Monday June 16, 2008
Today, Monday, we began our office training at 8 am with a general intro to computers and to MS Word in the morning and the Church's MOS (missionary office system for tracking the missionaries and their activity) and Excel in the afternoon. It is pretty elementary for me, but Cindy is finding it very new. She is doing really well for someone who hates computers. and she'll be fine after a few months of experience. It is a different kind of thinking than she is used to.
After dinner we had our first Russian lesson of the week and worked on the alphabet and reading simple English words in the Russian lettering. This is really hard for me to learn a whole new set of sound symbols. I have a pretty good ear, but a so-so memory. I guess the Lord will have to fill in where the gray-matter is missing.
Tonight I decided that I needed a slightly smaller suitcase. Each of our bags was at 70 lbs. coming here and we (Cindy) have bought more stuff (shoes, etc.) and I need to "lighten-the-ship" and leave some stuff home. I called Trisha's house on the SKYPE system and asked her to check on Ross' closing time in Orem because they have some inexpensive luggage that might work for me. She found that they closed at 9:30 and it was already 8:20, but she jumped in the car and came to take us to Ross. We found a suitable suitcase (pardon the pun) and I forgot to take a picture in the store so I took one in the Baskin Robbins parking lot with her and the suitcasse, which brings me to our next nice experience tonight.
Cindy started this whole thing while I was on the "phone" with Trisha by saying that she wanted her to come and take us for an ice cream cone. Well, after getting the luggage, we stopped at her house to get a piece of ribbon to tie on it for identification and then headed to Baskin Robbins on the way back to the MTC. On the way she mentioned that she needed some electric clippers to help her elderly neighbor. who was also a member of her ward. We asked why and this was the story.
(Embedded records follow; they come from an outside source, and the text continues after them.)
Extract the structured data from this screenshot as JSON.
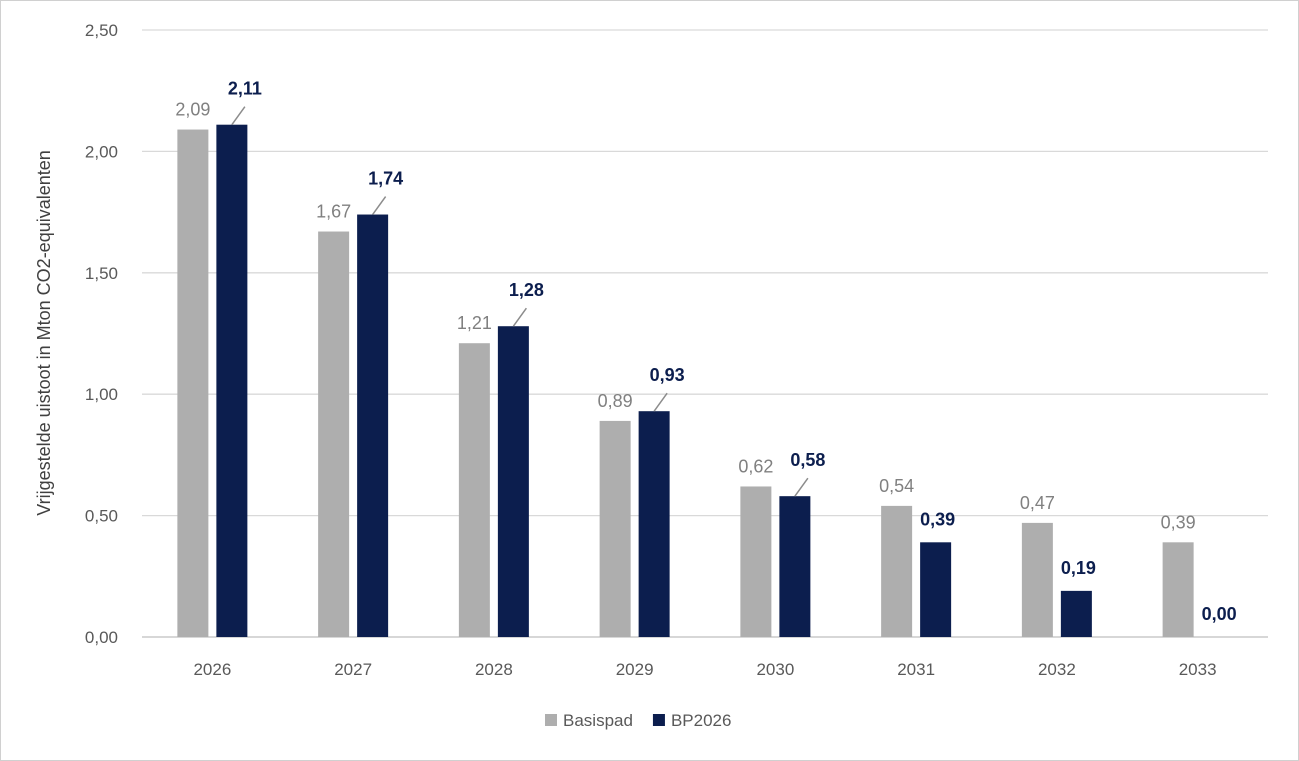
{
  "chart_data": {
    "type": "bar",
    "title": "",
    "xlabel": "",
    "ylabel": "Vrijgestelde uistoot in Mton CO2-equivalenten",
    "categories": [
      "2026",
      "2027",
      "2028",
      "2029",
      "2030",
      "2031",
      "2032",
      "2033"
    ],
    "series": [
      {
        "name": "Basispad",
        "color": "#AEAEAE",
        "label_color": "#808080",
        "values": [
          2.09,
          1.67,
          1.21,
          0.89,
          0.62,
          0.54,
          0.47,
          0.39
        ],
        "labels": [
          "2,09",
          "1,67",
          "1,21",
          "0,89",
          "0,62",
          "0,54",
          "0,47",
          "0,39"
        ]
      },
      {
        "name": "BP2026",
        "color": "#0C1E4E",
        "label_color": "#0C1E4E",
        "values": [
          2.11,
          1.74,
          1.28,
          0.93,
          0.58,
          0.39,
          0.19,
          0.0
        ],
        "labels": [
          "2,11",
          "1,74",
          "1,28",
          "0,93",
          "0,58",
          "0,39",
          "0,19",
          "0,00"
        ]
      }
    ],
    "ylim": [
      0,
      2.5
    ],
    "yticks": [
      "0,00",
      "0,50",
      "1,00",
      "1,50",
      "2,00",
      "2,50"
    ],
    "grid": true,
    "legend": "bottom"
  }
}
She was touched Sunday by a sister's talk that mentioned how she had been in the ward (congregation) for over 6 months and no one talked to her. She was feeling very lonely and sad and prayed for someone to be nice to her. The next day her Visiting Teacher (a woman who is supposed to visit her once a month) called wanting to get to know her and made an appointment to come by. She said that now she had someone who talked to her and be a friend and how important that was to her.
Trisha identified with the lonely sister because she spent many lonely months in that ward before someone talked to her. This evening, as she drove off to pick us up, she realized that she had seen the same old man in his front yard watering or doing something else many times as she passed several times a day and she would wave, but she never stopped to say hello. Tonight, she stopped and asked him how he was and he said, "Not too good." She asked how she could help and he said that he could do most things still but could not do the trimming with the hand clippers he had. She responded with love and compassion for this lonely old man by saying that she would see that his trimming was done.
Now she needed some tools and some muscle and was going to talked to someone in the Elders Quorum to find some electric clipper. Cindy suggested that instead of doing it all herself that she report the need to the Elders President and get a work party over there for an hour and do it right, and I think she'll do it. What a nice person she is and how wonderful to be moved by one person's story to help another person with the same need. We have good kids.
The final nice thing of the evening was our stop at Baskin Robbins. As we entered (me in my suit and name tag) people noticed, but said nothing. As I stood at the counter reviewing the 31 flavors a man standing next to me turned and said, "Are you serving a mission here?" I told him we were at the MTC and going to Russia. He pulled a $20 bill out of his pocket and handing it to me said, "We want to buy your ice cream." I said that it was not necessary, but he replied, referring to the (about) ten year old boy next to him, "We take care of the missionaries. Please let us buy your ice cream." I accepted his money and thanked him and the boy that I presumed was his son. I asked if he lived in Provo and he said that they were from Las Vegas and were here for a basketball camp at BYU.
I thanked him again as they left with their ice cream and I reflected on what a powerful lesson that father had just taught his son about honoring missionaries, about being a missionary, about their duty to serve those who serve the Lord, and about being a man. I didn't need the ice cream or the money, but that boy will not soon forget what his dad did to honor a servant of the Lord. We all talked about it on the way back to the MTC and reflected on the goodness around us in a world that often seems harsh and uncaring. There is much love being shared with ordinary people by ordinary people. That is Jesus' way isn't it.